Dokładnie tak! Mięsak Ewinga jest chorobą która wcale nie występuję zbyt często i przez to wielu lekarzy może nie być czujnym pod względem jej występowania, szczególnie w małych miejscowościach. Czasem może się to skończyć dla pacjenta tragicznie, szczególnie że jest to nowotwór kości postępujący w zawrotnym tempie. Szkolny kolega mojej przyjaciółki znalazł się właśnie w takiej sytuacji. Od wykrycia choroby do zgonu minęło zaledwie sześć tygodni. A w momencie postawienia rozpoznania chłopak miał niespełna osiemnaście lat. Zaczęło się od zupełnie nie specyficznych objawów. Podczas zajęć sportowych- grał w koszykówkę w amatorskiej, szkolnej drużynie, doznał kontuzji ramienia. Ponieważ mieszkał na wsi, gdzie nie było ośrodka klinicznego tylko niewielka przychodnia lekarzy pierwszego kontaktu, w pierwszej kolejności trafił właśnie tam.

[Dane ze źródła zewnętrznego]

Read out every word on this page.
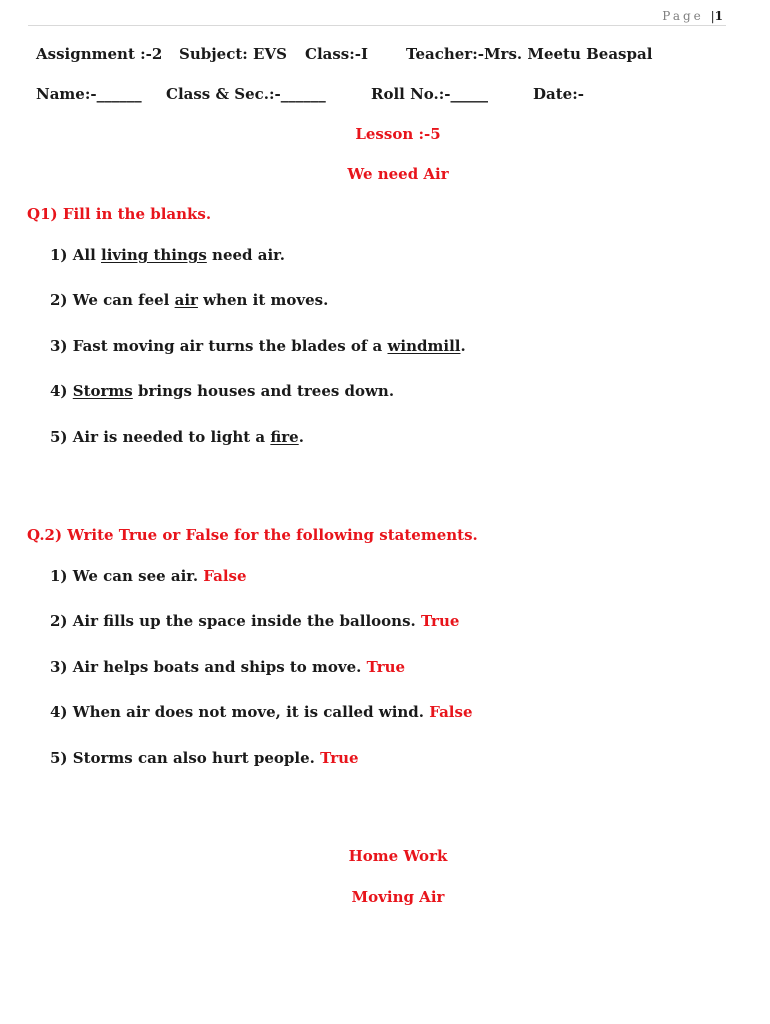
Page |1
Assignment :-2 Subject: EVS Class:-I	Teacher:-Mrs. Meetu Beaspal
Name:-______ Class & Sec.:-______	Roll No.:-_____	Date:-
Lesson :-5
We need Air
Q1) Fill in the blanks.
1) All living things need air.
2) We can feel air when it moves.
3) Fast moving air turns the blades of a windmill.
4) Storms brings houses and trees down.
5) Air is needed to light a fire.
Q.2) Write True or False for the following statements.
1) We can see air. False
2) Air fills up the space inside the balloons. True
3) Air helps boats and ships to move. True
4) When air does not move, it is called wind. False
5) Storms can also hurt people. True
Home Work
Moving Air
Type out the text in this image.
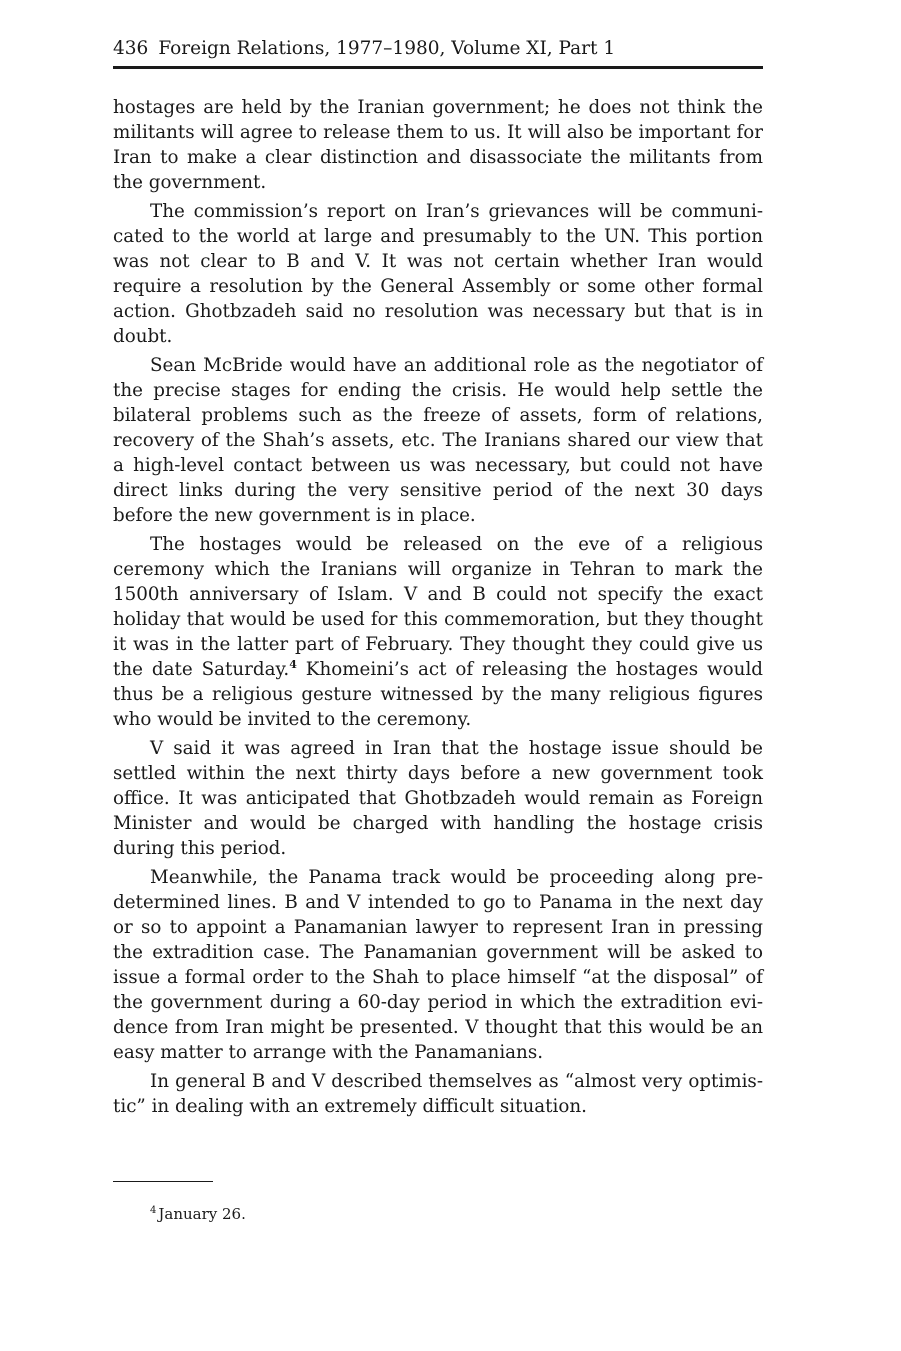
436 Foreign Relations, 1977–1980, Volume XI, Part 1

hostages are held by the Iranian government; he does not think the militants will agree to release them to us. It will also be important for Iran to make a clear distinction and disassociate the militants from the government.

The commission’s report on Iran’s grievances will be communicated to the world at large and presumably to the UN. This portion was not clear to B and V. It was not certain whether Iran would require a resolution by the General Assembly or some other formal action. Ghotbzadeh said no resolution was necessary but that is in doubt.

Sean McBride would have an additional role as the negotiator of the precise stages for ending the crisis. He would help settle the bilateral problems such as the freeze of assets, form of relations, recovery of the Shah’s assets, etc. The Iranians shared our view that a high-level contact between us was necessary, but could not have direct links during the very sensitive period of the next 30 days before the new government is in place.

The hostages would be released on the eve of a religious ceremony which the Iranians will organize in Tehran to mark the 1500th anniversary of Islam. V and B could not specify the exact holiday that would be used for this commemoration, but they thought it was in the latter part of February. They thought they could give us the date Saturday.$^4$ Khomeini’s act of releasing the hostages would thus be a religious gesture witnessed by the many religious figures who would be invited to the ceremony.

V said it was agreed in Iran that the hostage issue should be settled within the next thirty days before a new government took office. It was anticipated that Ghotbzadeh would remain as Foreign Minister and would be charged with handling the hostage crisis during this period.

Meanwhile, the Panama track would be proceeding along predetermined lines. B and V intended to go to Panama in the next day or so to appoint a Panamanian lawyer to represent Iran in pressing the extradition case. The Panamanian government will be asked to issue a formal order to the Shah to place himself “at the disposal” of the government during a 60-day period in which the extradition evidence from Iran might be presented. V thought that this would be an easy matter to arrange with the Panamanians.

In general B and V described themselves as “almost very optimistic” in dealing with an extremely difficult situation.

$^4$ January 26.
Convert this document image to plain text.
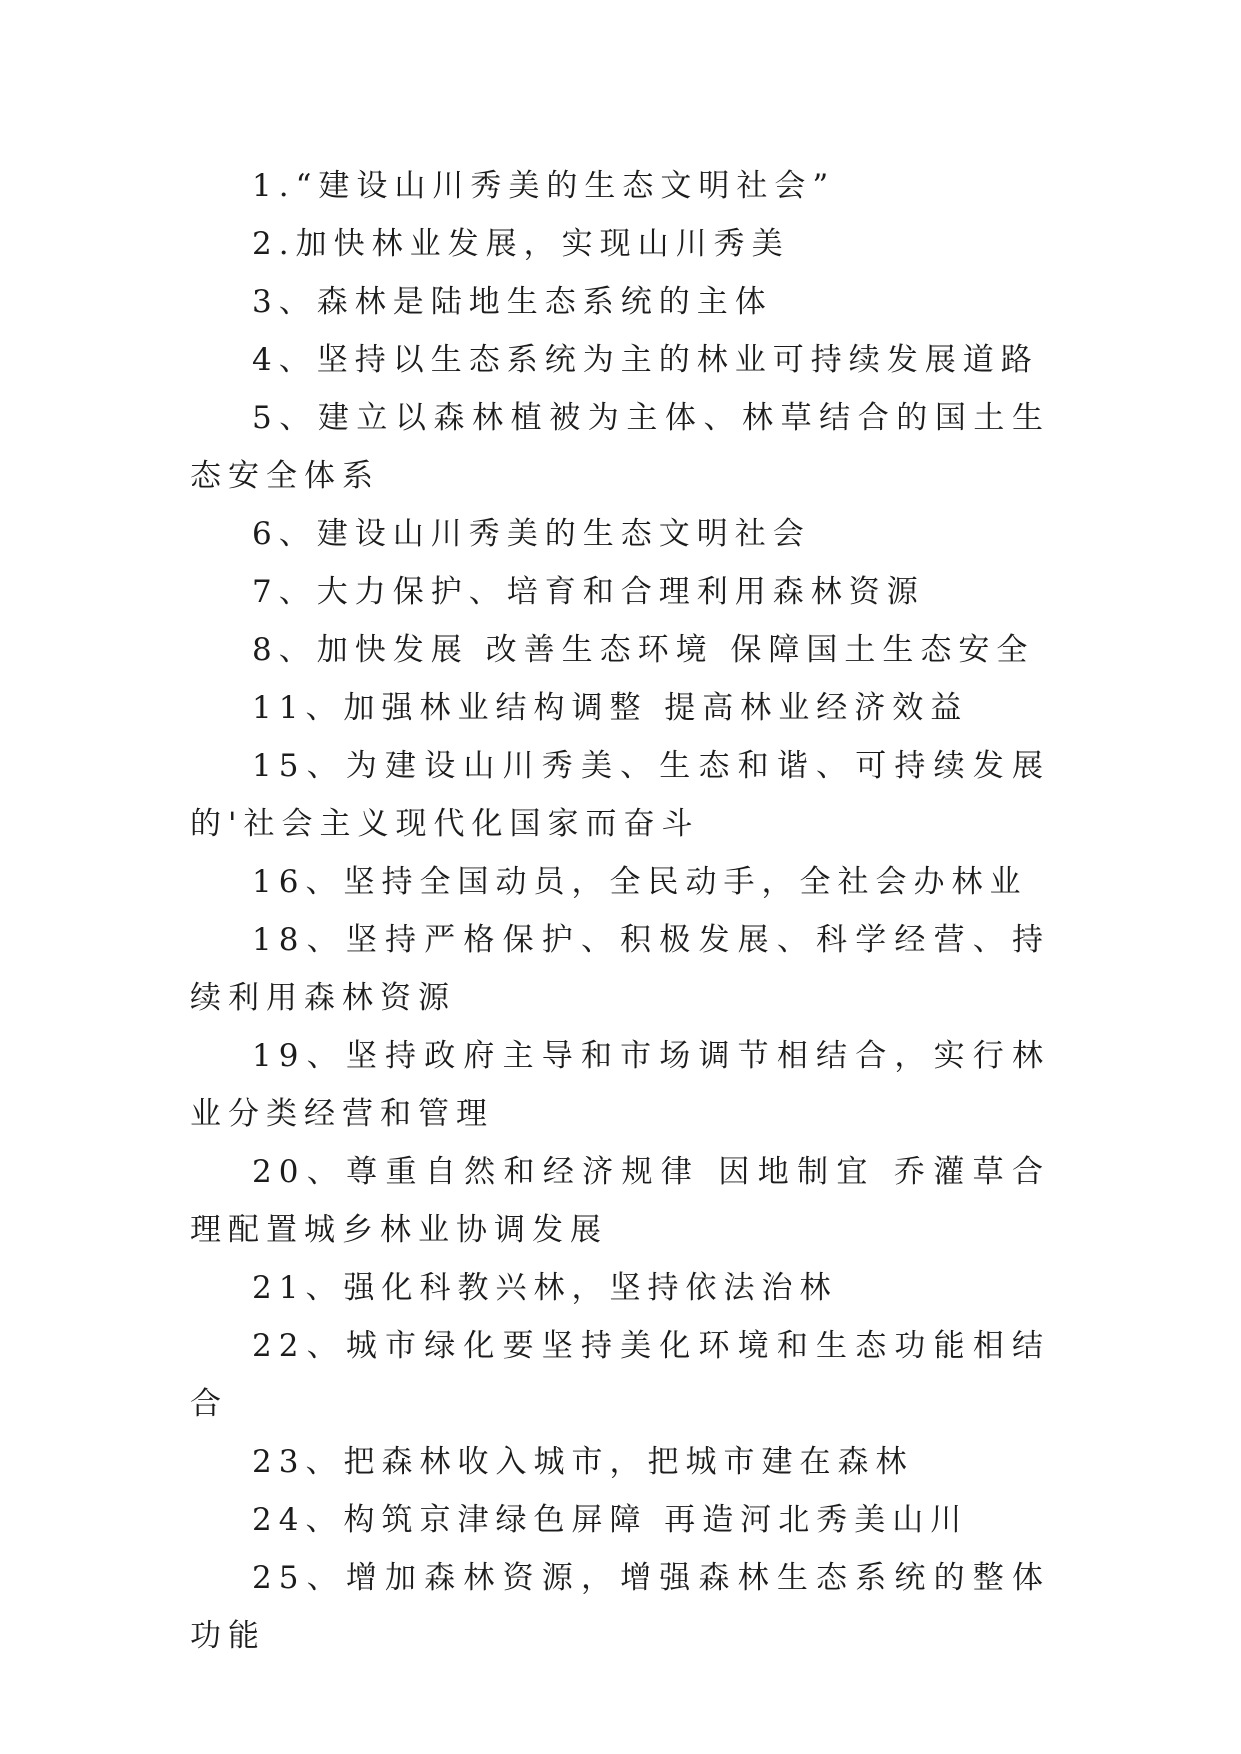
1.“建设山川秀美的生态文明社会”

2.加快林业发展，实现山川秀美

3、森林是陆地生态系统的主体

4、坚持以生态系统为主的林业可持续发展道路

5、建立以森林植被为主体、林草结合的国土生态安全体系

6、建设山川秀美的生态文明社会

7、大力保护、培育和合理利用森林资源

8、加快发展 改善生态环境 保障国土生态安全

11、加强林业结构调整 提高林业经济效益

15、为建设山川秀美、生态和谐、可持续发展的'社会主义现代化国家而奋斗

16、坚持全国动员，全民动手，全社会办林业

18、坚持严格保护、积极发展、科学经营、持续利用森林资源

19、坚持政府主导和市场调节相结合，实行林业分类经营和管理

20、尊重自然和经济规律 因地制宜 乔灌草合理配置城乡林业协调发展

21、强化科教兴林，坚持依法治林

22、城市绿化要坚持美化环境和生态功能相结合

23、把森林收入城市，把城市建在森林

24、构筑京津绿色屏障 再造河北秀美山川

25、增加森林资源，增强森林生态系统的整体功能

Było to w tydzień po doznanym urazie. Rodzice chłopaka zaniepokoili się, że po tygodniu od urazu lewe ramie chłopaka jest obrzęknięte i obrzęk ten nie zmniejsza się, a wręcz narasta. Skóra była różowa, ucieplona i napięta. Lekarz bez skierowania do ośrodka z możliwością wykonania zdjęcia obrazowego, zbagatelizował problem i zalecił unieruchomienie kończyny chustą. Po kolejnych dwóch tygodniach chłopak trafił w godzinach nocnych na pogotowie. Ramię było gorące, bardzo napuchnięte, a chłopak odczuwał bardzo silne boleści. Były one tak intensywne, że to własnie ból skłonił chłopaka do szukania pomocy specjalisty. Po wykonaniu zdjęcia rtg uwidocznił się trójkąt codmana i okazało się jasne, że zmiany na ramieniu chłopaka nie są zmianami pourazowymi, a nowotworowymi. Rozpoczęto dokładną diagnostykę w tym badanie rezonasem magnetycznym w którym uwidoczniono liczne przerzuty do innych kości, głównie miednicy i kręgosłupa oraz do płuc. Postęp choroby był tak szybki, że sześć tygodni później młody chłopak zmarł. Chciałam przytoczyć ten przypadek jako przestrogę dla (szczególnie tak jak ja młodych) lekarzy. Często własnie u młodych osób w wywiadzie wszelkie zmiany kostne czy mięśniowe poprzedzone są urazem, natomiast w praktyce okazują się one czasem czymś zupełnie innym, a wystąpienie urazu może nas tylko zmylić. Zawsze zachowujmy czujność!